4. In the Council's work, the importance of intellectual property for
the development of electronic commerce was noted.  The point was made
that trade conducted electronically generally has a relatively high
intellectual property content.  It was noted that the creation of a
secure and predictable legal environment for intellectual property
rights would foster the development of electronic commerce.  The view
was also expressed that it could not be assumed that the benefits of
electronic commerce would flow automatically to developing countries
or that developments in this area would be equitable.  Another point
made was that the basic principles of intellectual property had
survived rapid technological change and that the language used in the
TRIPS Agreement was generally neutral in relation to technology.  In
this connection, it was suggested that, while the growth and
technological development of electronic commerce posed some challenges
for the protection and use of intellectual property rights, such
challenges could be addressed essentially within the established
international framework for intellectual property law.  This view of
the issue of technological neutrality was however challenged.  It was
noted that this matter could require additional analysis or debate.
The point was also made that the TRIPS Agreement had been negotiated
before the implications of global digital networks for the protection
and enforcement of intellectual property rights had become an issue
before the international community.  Attention was drawn to the
importance of multilaterally agreed approaches to intellectual
property issues arising in connection with electronic commerce, given
the global nature of digital networks.  The point was made that more
work and experience was required to identify which intellectual
property issues could be resolved by right holders themselves and
which would require governmental action at the international level.
Copyright and related rights

5. The Secretariat background note (IP/C/W/128) described a number of
issues arising out of electronic commerce in connection with copyright
and related rights, in the light of the changes that digital networks
have brought to the way that works and other protected materials are
created, produced, distributed and used.  These include the
implications of electronic commerce for the definition of publication
and the notion of country of origin;  right of reproduction;  right of
communication;  moral rights;  right holder;  protected
subject-matter;  limitations;  and collective management.  In the
discussion, individual delegations highlighted the importance of one
or more of these issues.  In connection with the role that electronic
networks could play in facilitating the collective management of
rights, particular reference was made to the potential contribution
they could make in respect of rights related to folklore and other
forms of traditional expression. 6. Note was taken of the work already
done and under way in the World Intellectual Property Organization, in
particular the adoption in December 1996 of two new treaties on
copyright and related matters, namely the WIPO Copyright Treaty and
the WIPO Performances and Phonograms Treaty, which, as stated in their
Preambles, aim to respond to the profound impact of the development
and convergence of information and communication technologies on the
creation, production and use of literary and artistic works,
performances and phonograms.  In addition, the Council was informed of
ongoing work in the WIPO on the protection of audiovisual
performances, databases and the rights of broadcasting organizations,
as well as on electronic management systems and the management of
copyright and related rights in the digital environment.
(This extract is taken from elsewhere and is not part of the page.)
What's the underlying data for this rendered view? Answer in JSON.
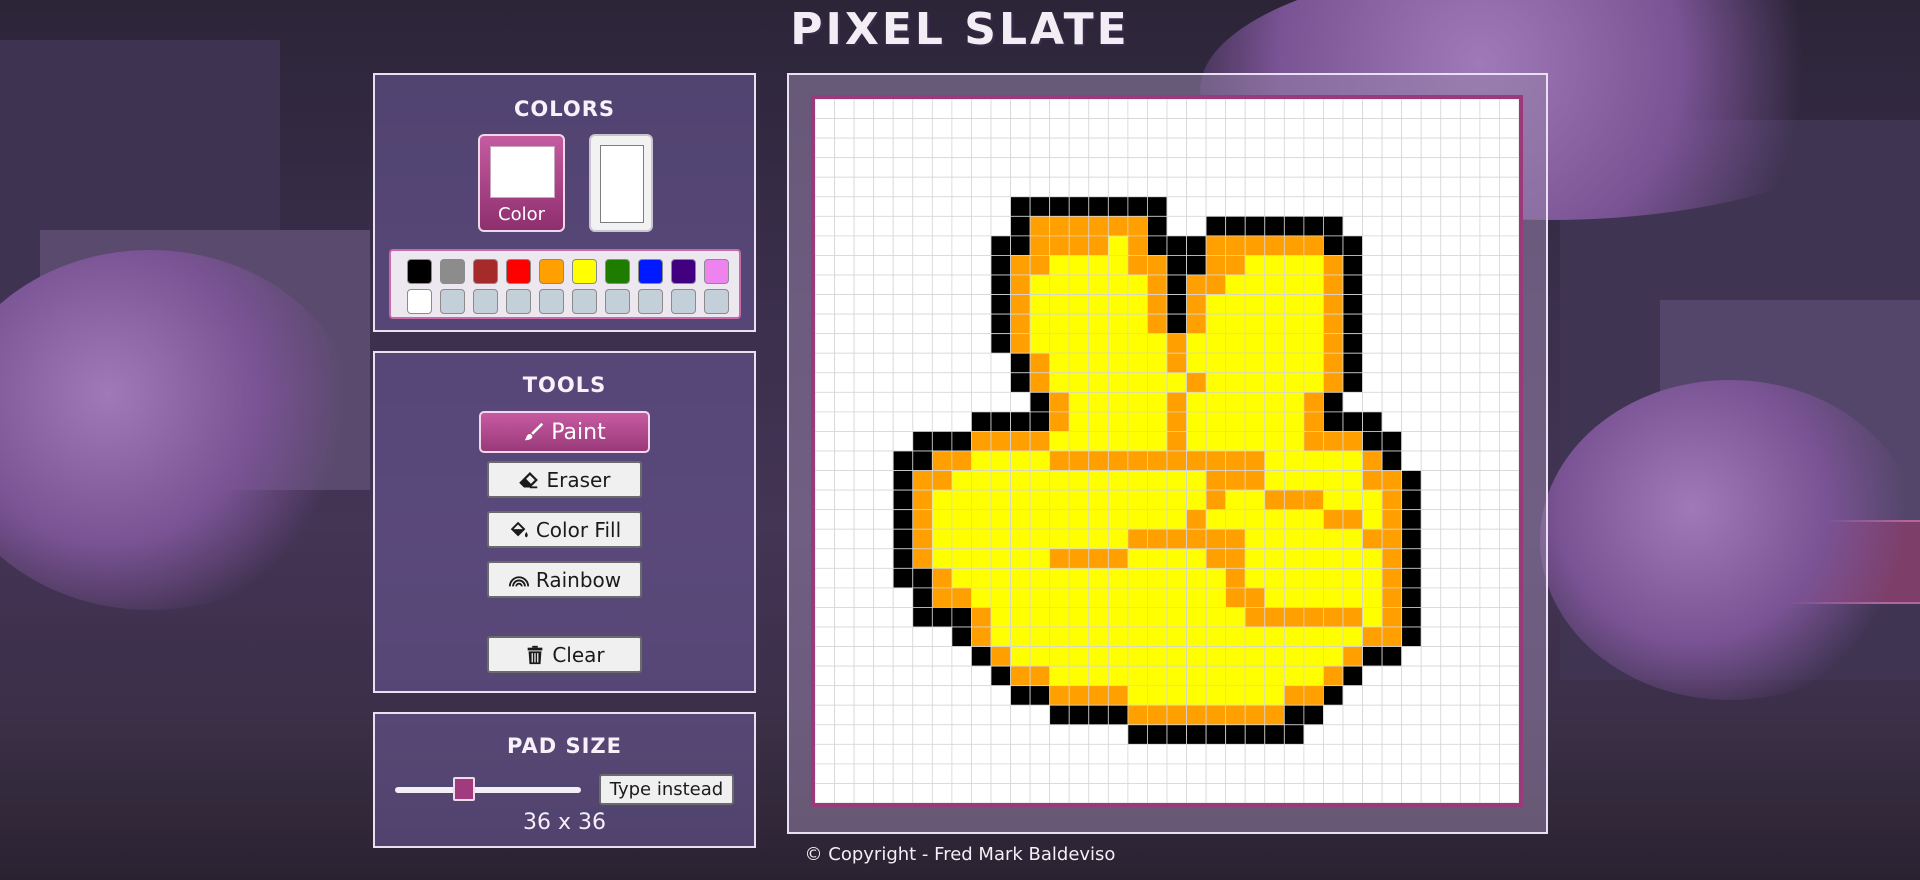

Protection of

7. The issues identified in this connection in the Secretariat
background note include the use of trademarks on the Internet, in
particular in the light of the territorial nature of trademark rights
and their general specificity to particular products or services, the
protection of well-known trademarks, and the relationship between
trademarks and Internet domain names.  In connection with the latter
issue, the Council was informed of the final report of the WIPO
Internet Domain Name Process entitled "The Management of Internet
Names and Addresses:  Intellectual Property Issues" published by WIPO
on 30 April 1999 (accessible on http://wipo2.wipo.int).  The Council
was also informed of other ongoing work in WIPO in the context of its
Standing Committee on the Law of Trademarks, Industrial Designs and
Geographical Indications on issues arising from the use of trademarks
on the Internet as well as in connection with well-known marks. New
technologies and access to technology

8. Attention was drawn in the Council to the provisions of Article 7
of the TRIPS Agreement which states that the protection and
enforcement of intellectual property rights should contribute to the
promotion of technological innovation and to the transfer and
dissemination of technology.  In this connection, the Secretariat
background note referred to the role that the TRIPS Agreement and a
functioning intellectual property regime should play in promoting
technological development, including in connection with electronic
communications networks, facilitating access to technology, requiring
disclosure of new technology, requiring under Article 66.2 incentives
for promoting and encouraging technology transfer to least-developed
country Members, and providing for measures and international
cooperation to deal with anti-competitive practices relating to the
transfer of technology. 9. In the discussion as well as in the
Secretariat note, the point was made that electronic commerce
technologies were already, to an extent, facilitating access to new
technologies and had great further potential in this regard, in
particular in relation to patent information disclosed pursuant to
Article 29.1 of the TRIPS Agreement, and that this aspect should be
given due attention in technical cooperation activities.  The Council
was informed of the WIPO work programme on global network and
intellectual property information services aimed, inter alia, at
facilitating making intellectual property information available to the
public. Enforcement

10. The Secretariat background paper described a number of issues for
the enforcement of intellectual property rights, traditionally
undertaken on a territorial basis, arising out of the growing use of
global electronic networks.  These include the implications for
questions of determining the appropriate jurisdiction and applicable
law, the liability of service providers for intellectual property
infringements, the role of technological measures for facilitating
protection of copyright and related rights and the role of electronic
rights management information.  The importance of a number of these
issues was highlighted in the statements and contributions of Members.
 The Council was informed of the work under way in WIPO on a number of
these issues in its programme on intellectual property rights beyond
territoriality. Other areas

11. It was noted that, while the intellectual property issues arising
in connection with electronic commerce are mainly to be found in the
areas of copyright and related rights and trademarks, such issues
could also arise in other areas of intellectual property.  For
example, the point was made in the Secretariat note and also in the
Council's discussion that some of the same types of issues that arise
in connection with trademarks can also arise in connection with other
intellectual property rights, notably geographical indications.  The
Secretariat background note also referred to potential issues in
connection with industrial designs, patents, the layout-designs of
integrated circuits and undisclosed information. Final remarks

12. Members of the Council are of the view that the novelty and
complexity of the intellectual property issues arising in connection
with electronic commerce are such that further study is required by
the international community to better understand the issues involved.
It was noted that, as indicated earlier in this report, a great deal
of work in this connection is under way in WIPO.  In the light of its
responsibilities in the area of intellectual property, the TRIPS
Council is of the view that the WTO should continue to consider
developments in this area, including the further work of WIPO.